Quality Assurance During Brain Aneurysm Microsurgery—Operative Error Teaching

Marcelo Magaldi Oliveira, Carlos Eduardo Ferrarez, Renan Lovato, Pollyana Vieira Costa, Jose Augusto Malheiros, Leonardo Avellar, Manuel Granja, Eric Sauvageau, Carla Machado, Ricardo Hanel

World Neurosurgery, Available online 7 June 2019
https://doi.org/10.1016/j.wneu.2019.05.262

ABSTRACT

Introduction Quality assurance (QA) is a way to prevent mistakes in advance. Although it has been previously reported for surgical setup, there is no effective approach for minimizing microsurgical technical errors before an operation is done. Neurosurgery resident operative errors during brain aneurysm surgery could be foreseen by practicing in an ex vivo hybrid simulator with microscopic fluorescein vessel flow image.

Methods Five vascular neurosurgeons and 8 junior/senior neurosurgical residents voluntarily joined this research initiative. The following methodology was adopted: 1) Identification of the 7 most-common resident operative performance errors during brain aneurysm surgery; 2) Design of exercises to prevent common mistakes in brain aneurysm microsurgery using a placenta simulator; and 3) Blinded staff neurosurgeon evaluation of resident performance during real brain aneurysm microsurgery.

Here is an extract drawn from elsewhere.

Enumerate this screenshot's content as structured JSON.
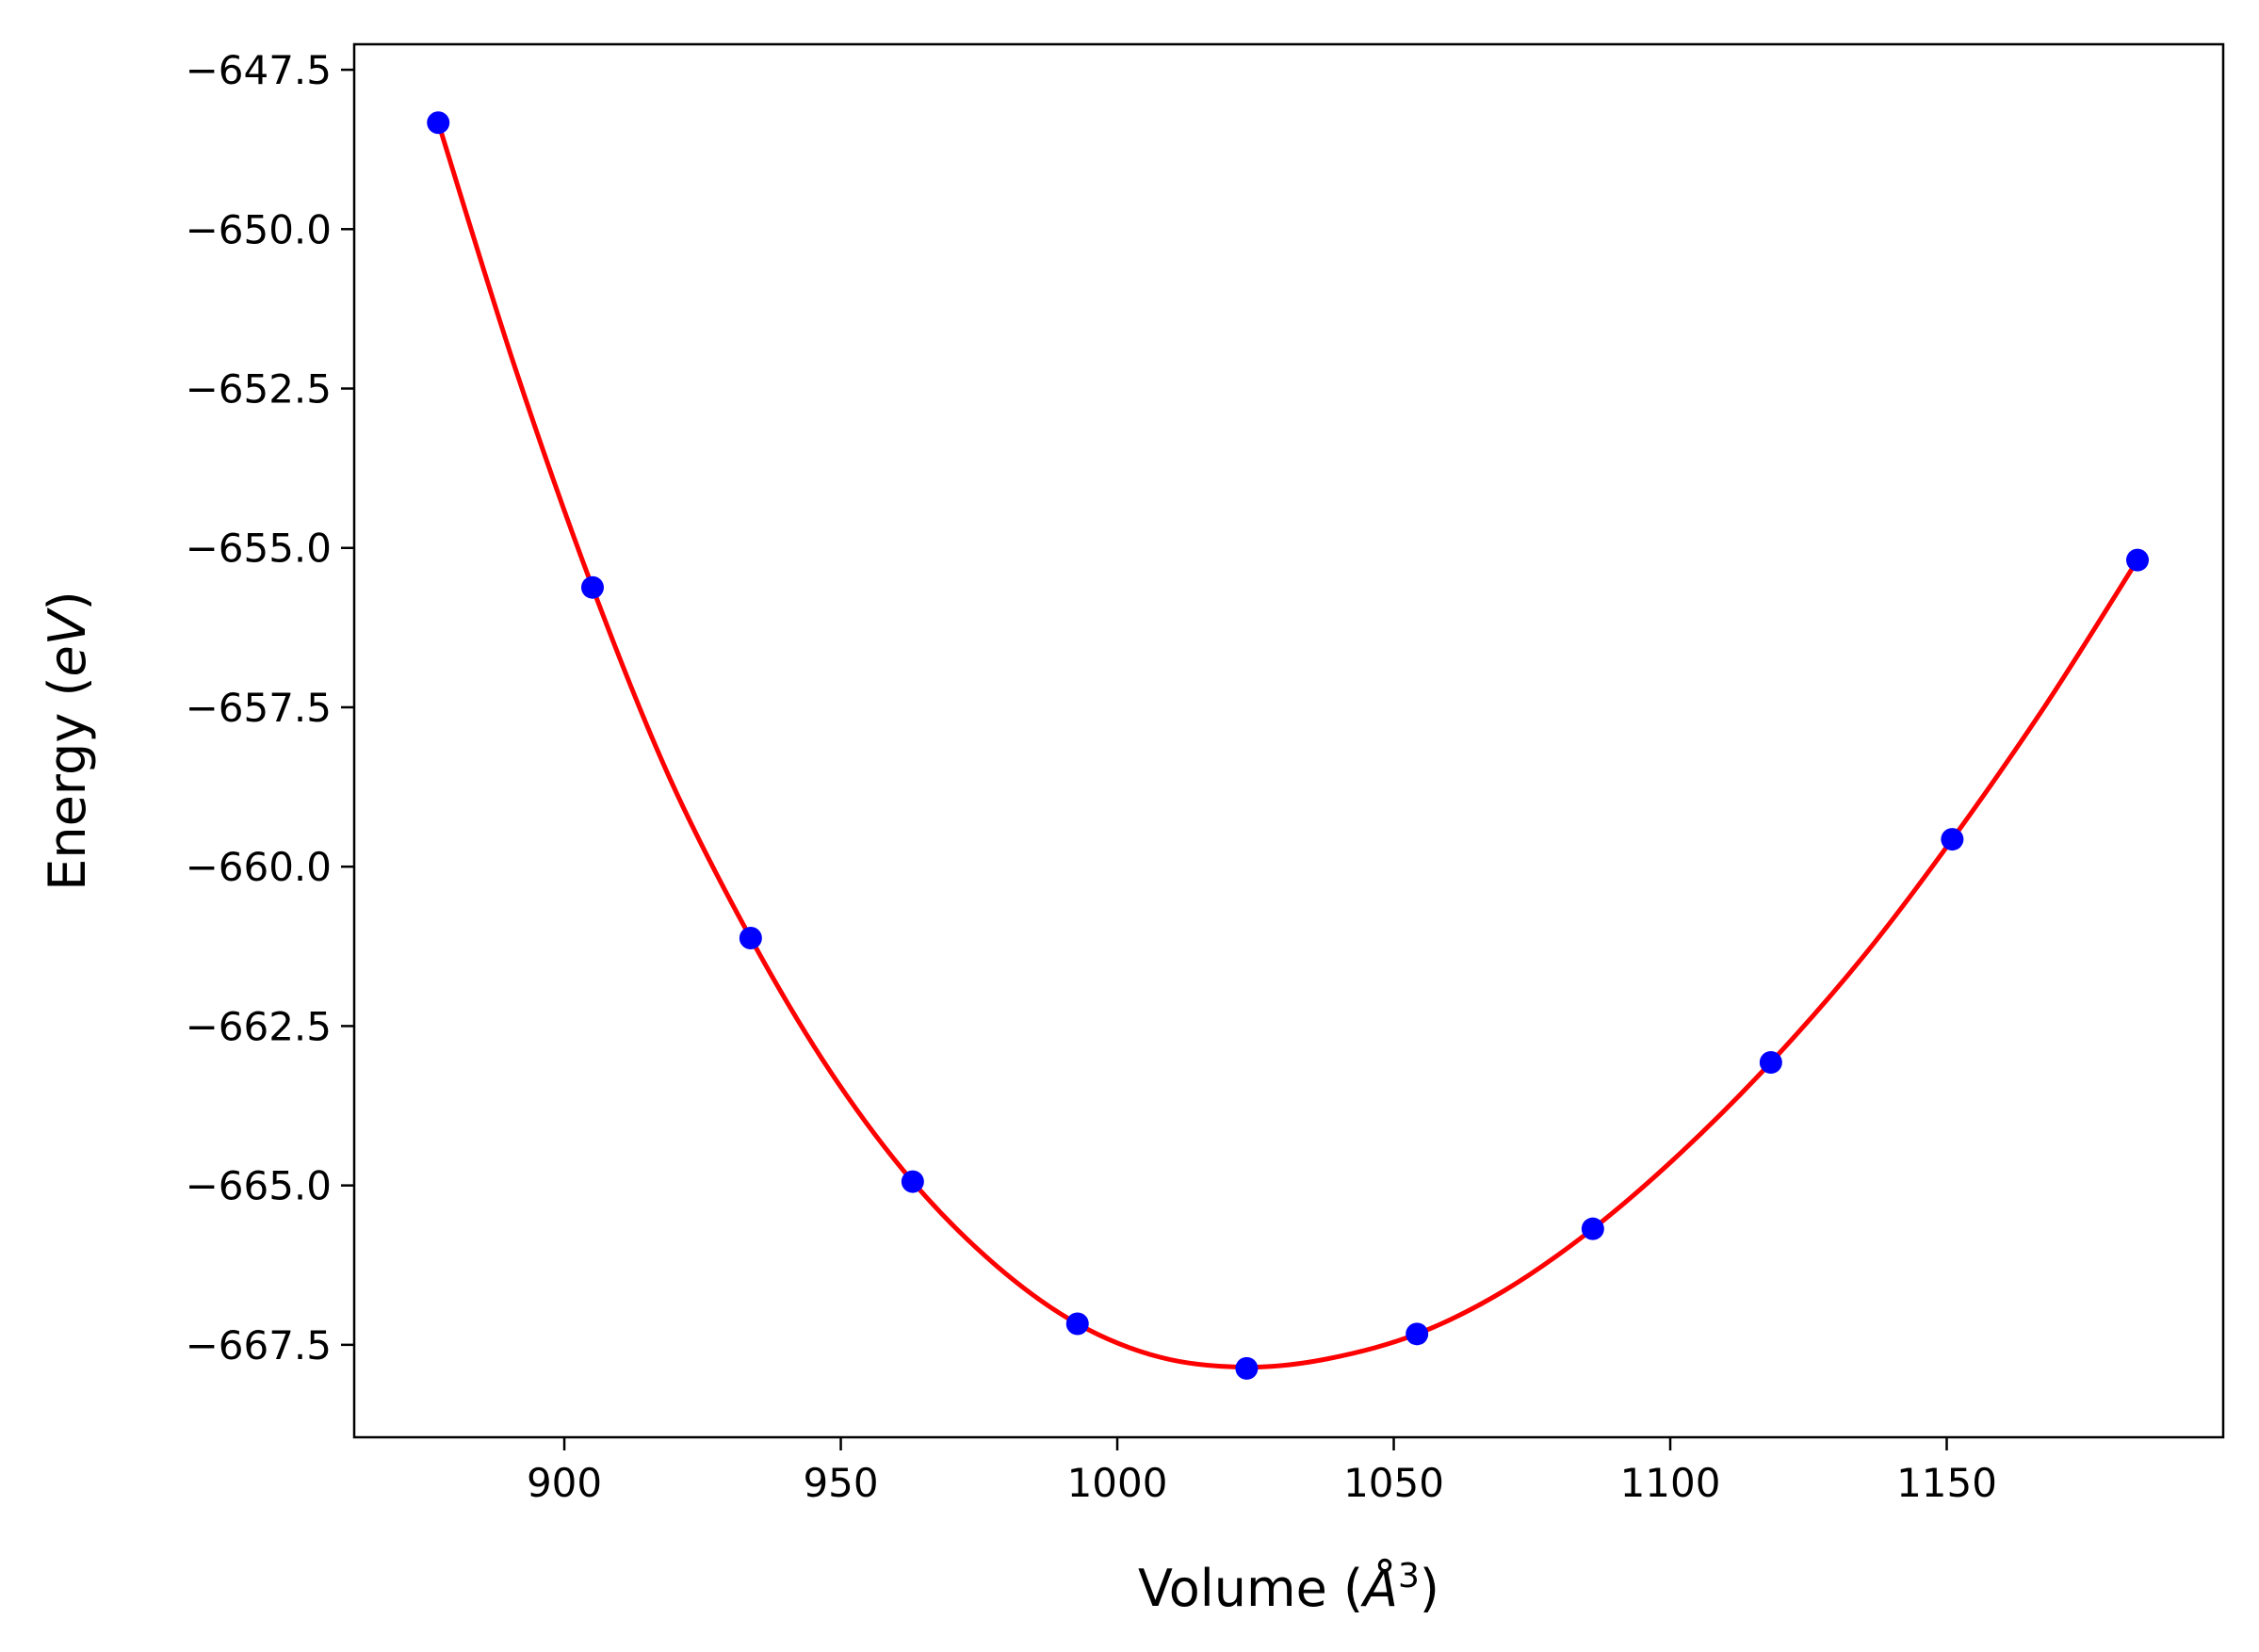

Results All key steps to perform such intervention were accomplished with a simulator that uses 2 placentas, a synthetic cranium, and microscopic fluorescein vessel flow image. Neurosurgery residents trained in this model had better surgical performance with fewer perioperative mistakes (P < 0.05). Fine microsurgical dissection of the arachnoid membrane and aneurysm sac were the most commonly improved tasks among the 7 common operative mistakes. Brain parenchyma traction with secondary bleeding was the only error not prevented after previous simulator training.

Conclusions There was a left-shift on the quality assurance line with residents who practiced brain aneurysm microsurgical errors in an ex vivo model. A multicentric prospective study is necessary to confirm the hypothesis that real operative error could be reduced after training in a realistic simulator.